Catalogo della mostra (Parma, Salone delle Scuderie in Pilotta, 9 aprile – 16 luglio 2006)
Commento dell'editore:
L’immagine, al tempo della lotta per le investiture, a cavallo fra l’XI e il XII secolo, costruita, scolpita o dipinta che sia, propone una visione politica? In tempi in cui i pontefici e gli imperatori si scambiano libelli densi di terribili accuse, in tempi peraltro in cui quasi nessuno sa leggere, l’immagine ha avuto una funzione precisa, quella di persuadere i fedeli, di dimostrare le colpe di chi si schiera con l’Impero, o, viceversa, favorisce la Chiesa di Roma. Certo, dopo oltre due generazioni di lotta, Roma trionfa e l’Impero, con il Concordato di Worms, attribuisce al papa le investiture ecclesiastiche, la nomina dei vescovi. Dagli inizi del XII secolo intanto la Chiesa ridisegna, al settentrione italiano, il sistema delle immagini dipinte, scolpite, a mosaico, miniate – anche nei luoghi che avevano favorito la parte imperiale – con un grandioso, quasi contemporaneo impegno progettuale.
Il libro, con il contributo di studiosi italiani e stranieri, ricostruisce questa storia cominciando dalle officine della Riforma, da quella di Wiligelmo a quella di Niccolò, attive dal 1090 circa al 1140 circa, la prima da Nonantola e dal Polirone a Modena e a Cremona; la seconda da Piacenza a Verona e a Ferrara.
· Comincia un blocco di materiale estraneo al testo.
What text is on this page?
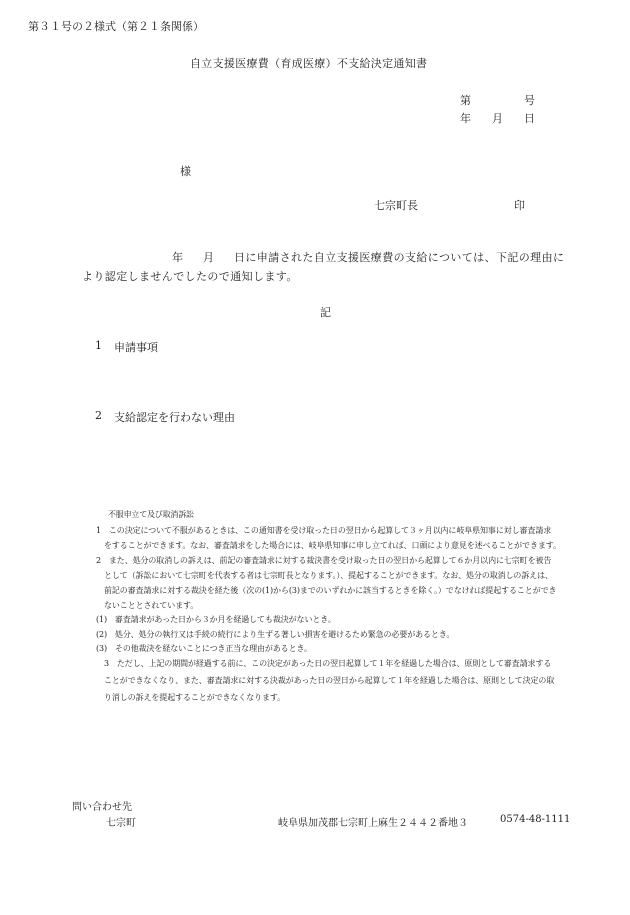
第３１号の２様式（第２１条関係）
自立支援医療費（育成医療）不支給決定通知書
第	号
年 月 日
様
七宗町長	印
年 月 日に申請された自立支援医療費の支給については、下記の理由に
より認定しませんでしたので通知します。
記
1 申請事項
2 支給認定を行わない理由
不服申立て及び取消訴訟
1　この決定について不服があるときは、この通知書を受け取った日の翌日から起算して３ヶ月以内に岐阜県知事に対し審査請求
をすることができます。なお、審査請求をした場合には、岐阜県知事に申し立てれば、口頭により意見を述べることができます。
2　また、処分の取消しの訴えは、前記の審査請求に対する裁決書を受け取った日の翌日から起算して６か月以内に七宗町を被告
として（訴訟において七宗町を代表する者は七宗町長となります。）、提起することができます。なお、処分の取消しの訴えは、
前記の審査請求に対する裁決を経た後（次の(1)から(3)までのいずれかに該当するときを除く。）でなければ提起することができ
ないこととされています。
(1)　審査請求があった日から３か月を経過しても裁決がないとき。
(2)　処分、処分の執行又は手続の続行により生ずる著しい損害を避けるため緊急の必要があるとき。
(3)　その他裁決を経ないことにつき正当な理由があるとき。
3　ただし、上記の期間が経過する前に、この決定があった日の翌日起算して１年を経過した場合は、原則として審査請求する
ことができなくなり、また、審査請求に対する決裁があった日の翌日から起算して１年を経過した場合は、原則として決定の取
り消しの訴えを提起することができなくなります。
問い合わせ先
七宗町	岐阜県加茂郡七宗町上麻生２４４２番地３	0574-48-1111
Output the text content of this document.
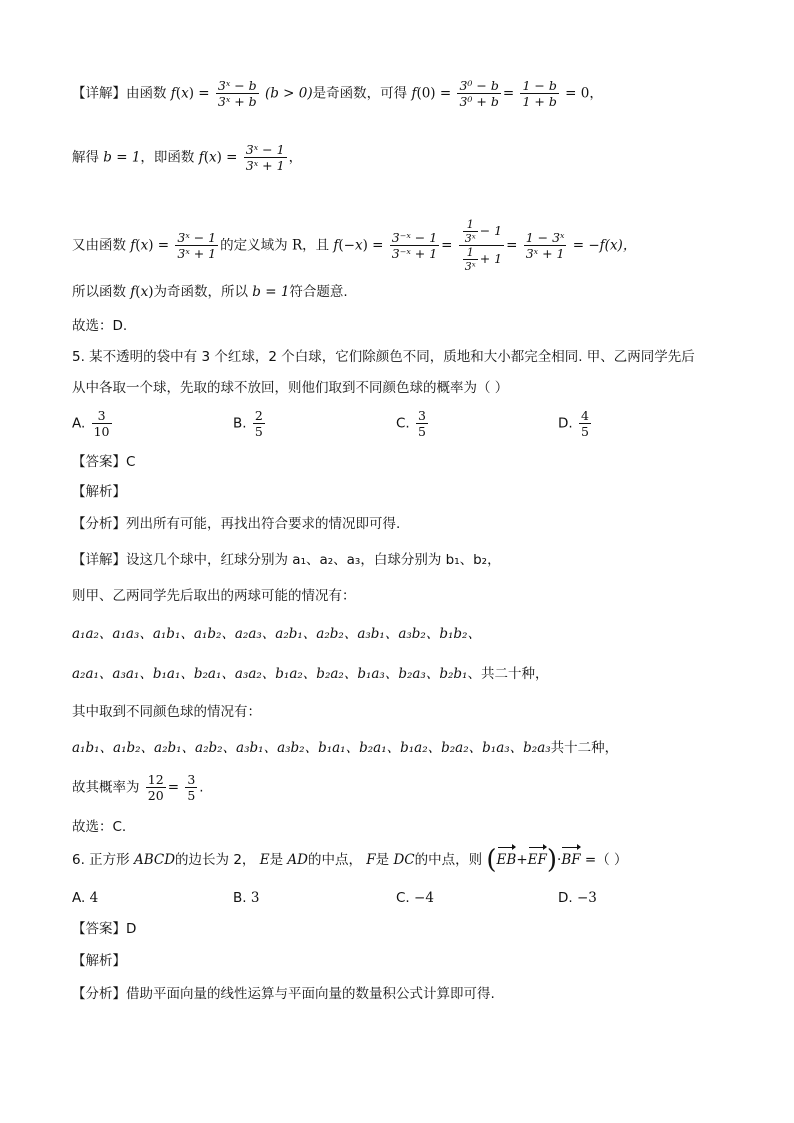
【详解】由函数 $f(x) = \frac{\text{3ˣ − b}}{\text{3ˣ + b}} (b > 0)$是奇函数，可得 $f(0) = \frac{\text{3⁰ − b}}{\text{3⁰ + b}} = \frac{1 - b}{1 + b} = 0$，
解得 b = 1，即函数 $f(x) = \frac{\text{3ˣ − 1}}{\text{3ˣ + 1}}$ ，
又由函数 $f(x) = \frac{\text{3ˣ − 1}}{\text{3ˣ + 1}}$ 的定义域为 R，且 $f(-x) = \frac{\text{3⁻ˣ − 1}}{\text{3⁻ˣ + 1}} = \frac{\frac{1}{\text{3ˣ}} - 1}{\frac{1}{\text{3ˣ}} + 1} = \frac{\text{1 − 3ˣ}}{\text{3ˣ + 1}} = -f(x)$，
所以函数 f(x)为奇函数，所以 b = 1符合题意.
故选：D.
5. 某不透明的袋中有 3 个红球，2 个白球，它们除颜色不同，质地和大小都完全相同. 甲、乙两同学先后
从中各取一个球，先取的球不放回，则他们取到不同颜色球的概率为（ ）
A. $\frac{3}{10}$	B. $\frac{2}{5}$	C. $\frac{3}{5}$	D. $\frac{4}{5}$
【答案】C
【解析】
【分析】列出所有可能，再找出符合要求的情况即可得.
【详解】设这几个球中，红球分别为 a₁、a₂、a₃，白球分别为 b₁、b₂，
则甲、乙两同学先后取出的两球可能的情况有：
a₁a₂、a₁a₃、a₁b₁、a₁b₂、a₂a₃、a₂b₁、a₂b₂、a₃b₁、a₃b₂、b₁b₂、
a₂a₁、a₃a₁、b₁a₁、b₂a₁、a₃a₂、b₁a₂、b₂a₂、b₁a₃、b₂a₃、b₂b₁、共二十种，
其中取到不同颜色球的情况有：
a₁b₁、a₁b₂、a₂b₁、a₂b₂、a₃b₁、a₃b₂、b₁a₁、b₂a₁、b₁a₂、b₂a₂、b₁a₃、b₂a₃共十二种，
故其概率为 $\frac{12}{20} = \frac{3}{5}$ .
故选：C.
6. 正方形 ABCD的边长为 2， E是 AD的中点， F是 DC的中点，则 (EB+EF)·BF =（ ）
A. 4	B. 3	C. −4	D. −3
【答案】D
【解析】
【分析】借助平面向量的线性运算与平面向量的数量积公式计算即可得.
Ma, nello stesso tempo, vi sono officine che costruiscono racconti per immagini spesso molto diversi, e sono quelle di tante città della Lombardia, da Milano con i cantieri di Sant’Ambrogio, di San Celso, di Sant’Eustorgio; a Pavia con quelli delle due cattedrali, di San Pietro in Ciel d’Oro e di San Michele; e infine a Como, con Sant’Abbondio e San Fedele.
In oltre novecento immagini in bianco e nero e a colori si sviluppa questa indagine sui diversi cantieri e la loro complessa storia, gli scambi, le trasformazioni significative dei loro arredi interni o delle sculture all’esterno, perché sono sempre le immagini che devono ammaestrare i fedeli. Alla fine la Chiesa imporrà una unità nuova, quella che è alla base dei cicli narrativi scolpiti sui timpani e nei capitelli delle cattedrali dell’intero Occidente romanico.